If you do not already have clothing that works well for outdoor expeditions, we will help you find those items, or you can borrow them from our Gear Lending Library. If finding what you need for OA is ever a financial or logical hardship, be assured that we’ll work with you to get you what you need. 


Outdoor Programming
What outdoor trips will I go on during a semester? Are Fall and Spring offerings the same?

Around 30 days of the semester is spent off campus on wilderness adventures of different lengths. Each semester includes two or three different backpacking trips, multiple weekends whitewater canoeing or rock climbing, a week of interdisciplinary “Classes in the Field“, and a weekend learning bushcraft skills. By the end of the semester, you will have all the skills needed to plan your own backpacking trip from start to finish, with your instructors just along for the ride (and for safety, of course.)

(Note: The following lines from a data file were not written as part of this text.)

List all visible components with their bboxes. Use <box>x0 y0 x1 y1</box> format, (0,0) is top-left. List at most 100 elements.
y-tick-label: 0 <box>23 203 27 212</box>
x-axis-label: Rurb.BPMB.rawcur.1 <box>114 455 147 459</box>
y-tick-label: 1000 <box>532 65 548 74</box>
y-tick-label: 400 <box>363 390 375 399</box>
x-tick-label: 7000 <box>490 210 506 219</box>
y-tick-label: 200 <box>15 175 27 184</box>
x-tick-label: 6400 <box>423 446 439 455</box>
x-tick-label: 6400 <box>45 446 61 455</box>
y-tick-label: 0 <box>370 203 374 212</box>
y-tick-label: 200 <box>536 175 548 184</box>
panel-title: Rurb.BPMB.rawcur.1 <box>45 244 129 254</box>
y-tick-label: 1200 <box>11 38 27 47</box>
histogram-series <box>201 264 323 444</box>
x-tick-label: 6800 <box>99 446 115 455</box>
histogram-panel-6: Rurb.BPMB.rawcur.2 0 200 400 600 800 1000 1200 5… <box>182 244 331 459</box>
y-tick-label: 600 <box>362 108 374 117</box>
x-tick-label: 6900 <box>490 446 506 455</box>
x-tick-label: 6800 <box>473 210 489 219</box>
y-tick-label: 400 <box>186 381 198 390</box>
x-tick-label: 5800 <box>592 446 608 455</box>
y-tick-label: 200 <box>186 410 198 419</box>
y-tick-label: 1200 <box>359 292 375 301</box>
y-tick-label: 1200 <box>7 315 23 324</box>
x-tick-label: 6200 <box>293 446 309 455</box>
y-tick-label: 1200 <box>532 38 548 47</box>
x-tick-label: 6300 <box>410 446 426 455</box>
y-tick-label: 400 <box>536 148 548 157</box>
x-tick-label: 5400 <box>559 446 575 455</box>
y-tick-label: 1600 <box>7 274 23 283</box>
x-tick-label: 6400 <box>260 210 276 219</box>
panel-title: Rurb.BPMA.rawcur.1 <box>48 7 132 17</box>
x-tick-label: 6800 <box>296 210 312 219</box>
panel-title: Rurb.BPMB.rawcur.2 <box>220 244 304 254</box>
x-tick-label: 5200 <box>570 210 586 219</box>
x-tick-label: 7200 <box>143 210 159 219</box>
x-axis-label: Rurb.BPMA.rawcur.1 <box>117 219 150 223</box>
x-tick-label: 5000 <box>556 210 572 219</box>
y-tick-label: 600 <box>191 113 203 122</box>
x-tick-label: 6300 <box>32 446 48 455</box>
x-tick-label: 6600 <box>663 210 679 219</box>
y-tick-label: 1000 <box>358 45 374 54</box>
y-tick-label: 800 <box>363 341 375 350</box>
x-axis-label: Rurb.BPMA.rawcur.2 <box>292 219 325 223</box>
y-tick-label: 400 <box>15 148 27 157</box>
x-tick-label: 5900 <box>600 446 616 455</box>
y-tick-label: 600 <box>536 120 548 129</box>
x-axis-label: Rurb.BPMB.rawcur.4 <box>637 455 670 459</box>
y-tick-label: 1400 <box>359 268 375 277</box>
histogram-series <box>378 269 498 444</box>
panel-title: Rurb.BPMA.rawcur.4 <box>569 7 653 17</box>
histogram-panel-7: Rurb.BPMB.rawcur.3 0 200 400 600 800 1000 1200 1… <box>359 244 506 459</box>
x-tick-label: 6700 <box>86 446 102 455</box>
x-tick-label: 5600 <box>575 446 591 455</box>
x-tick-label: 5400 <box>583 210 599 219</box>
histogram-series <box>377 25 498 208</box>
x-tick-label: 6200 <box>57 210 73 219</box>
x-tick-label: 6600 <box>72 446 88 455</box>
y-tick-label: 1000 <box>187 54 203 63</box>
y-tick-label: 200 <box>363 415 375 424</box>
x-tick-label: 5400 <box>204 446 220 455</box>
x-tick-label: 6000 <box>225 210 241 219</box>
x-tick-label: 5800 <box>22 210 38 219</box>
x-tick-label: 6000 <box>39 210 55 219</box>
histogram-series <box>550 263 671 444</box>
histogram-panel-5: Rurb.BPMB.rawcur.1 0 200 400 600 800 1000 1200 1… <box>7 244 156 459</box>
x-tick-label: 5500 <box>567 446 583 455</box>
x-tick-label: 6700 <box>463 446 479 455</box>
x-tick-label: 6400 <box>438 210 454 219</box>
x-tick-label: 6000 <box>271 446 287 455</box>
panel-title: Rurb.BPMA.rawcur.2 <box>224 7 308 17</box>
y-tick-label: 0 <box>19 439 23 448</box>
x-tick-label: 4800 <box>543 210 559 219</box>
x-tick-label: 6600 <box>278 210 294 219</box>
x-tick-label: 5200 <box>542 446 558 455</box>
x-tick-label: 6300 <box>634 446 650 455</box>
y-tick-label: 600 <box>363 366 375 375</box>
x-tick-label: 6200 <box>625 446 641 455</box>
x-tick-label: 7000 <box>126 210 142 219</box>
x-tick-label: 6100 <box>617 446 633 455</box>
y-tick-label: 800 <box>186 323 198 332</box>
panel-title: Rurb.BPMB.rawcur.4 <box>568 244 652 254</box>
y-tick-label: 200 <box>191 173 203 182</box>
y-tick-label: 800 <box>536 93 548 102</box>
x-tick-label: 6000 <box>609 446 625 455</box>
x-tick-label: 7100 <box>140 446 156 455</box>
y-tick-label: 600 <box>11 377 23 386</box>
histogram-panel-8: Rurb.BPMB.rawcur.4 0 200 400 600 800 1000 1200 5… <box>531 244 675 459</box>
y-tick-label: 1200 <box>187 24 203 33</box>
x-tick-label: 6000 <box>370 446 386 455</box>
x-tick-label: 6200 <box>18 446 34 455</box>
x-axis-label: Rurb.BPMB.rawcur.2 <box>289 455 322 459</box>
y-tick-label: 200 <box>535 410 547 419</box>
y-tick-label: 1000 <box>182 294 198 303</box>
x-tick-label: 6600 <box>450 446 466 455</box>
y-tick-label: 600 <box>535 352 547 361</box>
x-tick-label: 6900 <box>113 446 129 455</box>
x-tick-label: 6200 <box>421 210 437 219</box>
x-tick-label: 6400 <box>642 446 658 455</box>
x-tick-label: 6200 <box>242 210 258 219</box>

Students in the Fall and Spring semesters experience the same outdoor activities, although the overall semester schedule often reflects the difference in weather between seasons. For example, we tend to keep water-based adventures to the warmer months.

Why is "Environment" one of OA's four Cornerstones?

The Environment Cornerstone encapsulates both academic environmental studies and outdoor/wilderness skills. Our expeditions into the backcountry combine seamlessly with students’ on-campus academics, and also provide an unparalleled setting to develop leadership skills, self-reliance, and independence. Guided reflections, trek journals, and community conversations carry the learnings from the field back into our lives on campus. Similarly, lessons from CIRCLE class, science readings, and dinner conversations bring context to our experiences in the field.

Students tell us again and again that they are missing a connection to the natural world in their daily lives. After OA, students leave having renewed this vital connection to their environment and with the skills to continue it at whatever level they desire.

Where will I be hiking/paddling/climbing/camping?

We take full advantage of the 100,000+ acres of public lands in our surrounding counties. Backpacking trips might explore Pisgah National Forest and the Shining Rock Wilderness, even navigating sections of the famous Appalachian or Art Loeb Trails. Paddling and climbing trips disperse across Western NC from the French Broad River to Looking Glass, from the Green River to Cedar Rock. And, if we’re looking for a convenient day trip, Dupont State Forest and Holmes Educational Forest are just 10 minutes from OA.